Storyteller Spotlight: Marcy Rubin

Longtime California resident Marcy Rubin wants the option of a peaceful death now that she's returned to her home state of Maryland.
March 15, 2019

Marcy Gray Rubin is not just an advocate for “Medical aid in dying.” She is a cancer patient as well. In her 40s she cared for her father, who was dying of metastatic prostate cancer. The last wish her family granted was for him to die at home surrounded by family.

At 55 years old, she learned her adored husband, Jon, was dying from lung cancer. She was by his side through every chemotherapy treatment, each clinical trial and blood transfusion, until they had run out of all options. Again, she met his last request – to die peacefully at home.

Five months later, Marcy was herself diagnosed with stage III breast cancer, the result of a random oversight by a radiologist. “It was as though she forgot her wallet or a pair of socks,” she says. “After that, the words chemo, radiation, double radical mastectomy pulled me deeper down into a place I had never thought I’d be. I had never smoked, drank half a glass of wine at most and had scheduled yearly mammograms since I was in my mid-thirties. The next year my life was all about cancer. I spent more time with my head in the toilet than seeing friends. There were days when I could not get out of bed. My days were consumed with how I felt. And most days all I could feel was pain.”

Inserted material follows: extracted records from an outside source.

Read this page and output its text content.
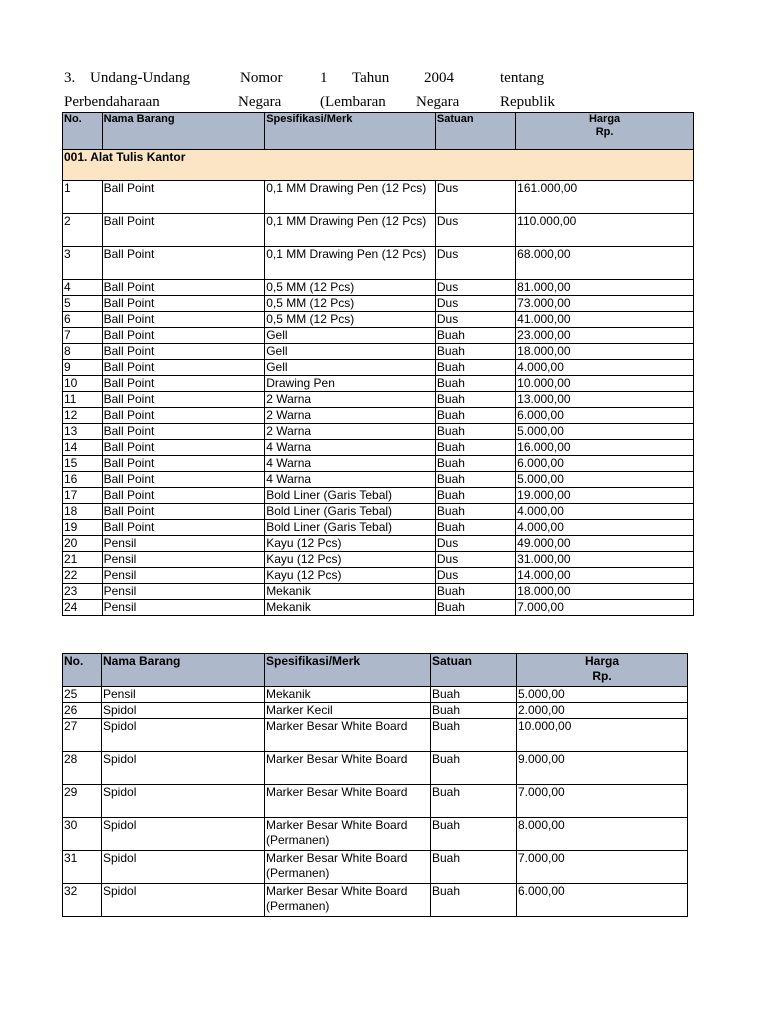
3. Undang-Undang	Nomor	1 Tahun 2004	tentang
Perbendaharaan	Negara	(Lembaran Negara	Republik
No.	Nama Barang	Spesifikasi/Merk	Satuan	Harga
Rp.

001. Alat Tulis Kantor				
1	Ball Point	0,1 MM Drawing Pen (12 Pcs)	Dus	161.000,00
2	Ball Point	0,1 MM Drawing Pen (12 Pcs)	Dus	110.000,00
3	Ball Point	0,1 MM Drawing Pen (12 Pcs)	Dus	68.000,00
4	Ball Point	0,5 MM (12 Pcs)	Dus	81.000,00
5	Ball Point	0,5 MM (12 Pcs)	Dus	73.000,00
6	Ball Point	0,5 MM (12 Pcs)	Dus	41.000,00
7	Ball Point	Gell	Buah	23.000,00
8	Ball Point	Gell	Buah	18.000,00
9	Ball Point	Gell	Buah	4.000,00
10	Ball Point	Drawing Pen	Buah	10.000,00
11	Ball Point	2 Warna	Buah	13.000,00
12	Ball Point	2 Warna	Buah	6.000,00
13	Ball Point	2 Warna	Buah	5.000,00
14	Ball Point	4 Warna	Buah	16.000,00
15	Ball Point	4 Warna	Buah	6.000,00
16	Ball Point	4 Warna	Buah	5.000,00
17	Ball Point	Bold Liner (Garis Tebal)	Buah	19.000,00
18	Ball Point	Bold Liner (Garis Tebal)	Buah	4.000,00
19	Ball Point	Bold Liner (Garis Tebal)	Buah	4.000,00
20	Pensil	Kayu (12 Pcs)	Dus	49.000,00
21	Pensil	Kayu (12 Pcs)	Dus	31.000,00
22	Pensil	Kayu (12 Pcs)	Dus	14.000,00
23	Pensil	Mekanik	Buah	18.000,00
24	Pensil	Mekanik	Buah	7.000,00
No.	Nama Barang	Spesifikasi/Merk	Satuan	Harga
Rp.

25	Pensil	Mekanik	Buah	5.000,00
26	Spidol	Marker Kecil	Buah	2.000,00
27	Spidol	Marker Besar White Board	Buah	10.000,00
28	Spidol	Marker Besar White Board	Buah	9.000,00
29	Spidol	Marker Besar White Board	Buah	7.000,00
30	Spidol	Marker Besar White Board (Permanen)	Buah	8.000,00
31	Spidol	Marker Besar White Board (Permanen)	Buah	7.000,00
32	Spidol	Marker Besar White Board (Permanen)	Buah	6.000,00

At the end of 2013 Marcy was told by her doctors that she was cancer free. However, she relapsed in the summer of 2014.

“I was now diagnosed with stage IV; incurable. Since then I have been on eight different chemo protocols. Several of them like Verzenio are considered the newest and most effective. But they do not work for me. My tumors, which are now in my lungs and liver, continue to outsmart the treatment. Like special opps soldiers determined to destroy me.”

Though she sometimes feels hopeless, Marcy is determined to stay alive until she can’t anymore. Unlike the devastating helpless she often feels, she is determined that her voice – and hers only – should determine the way she dies.

Marcy moved back to her home state of Maryland a year and a half ago to be closer to her family. Upon discovering there was no such option there she became an advocate/activist for the pending bill – testifying before House and Senate hearings, speaking to the media, and writing opinion pieces.

“Putting this bill into law gives me the same options as everyone else when it comes to my personal choice. Medical aid in dying does not prevent shutting out others. These people have many options — hospice, palliative care — etc. I just want my wishes to be equally respected and followed.”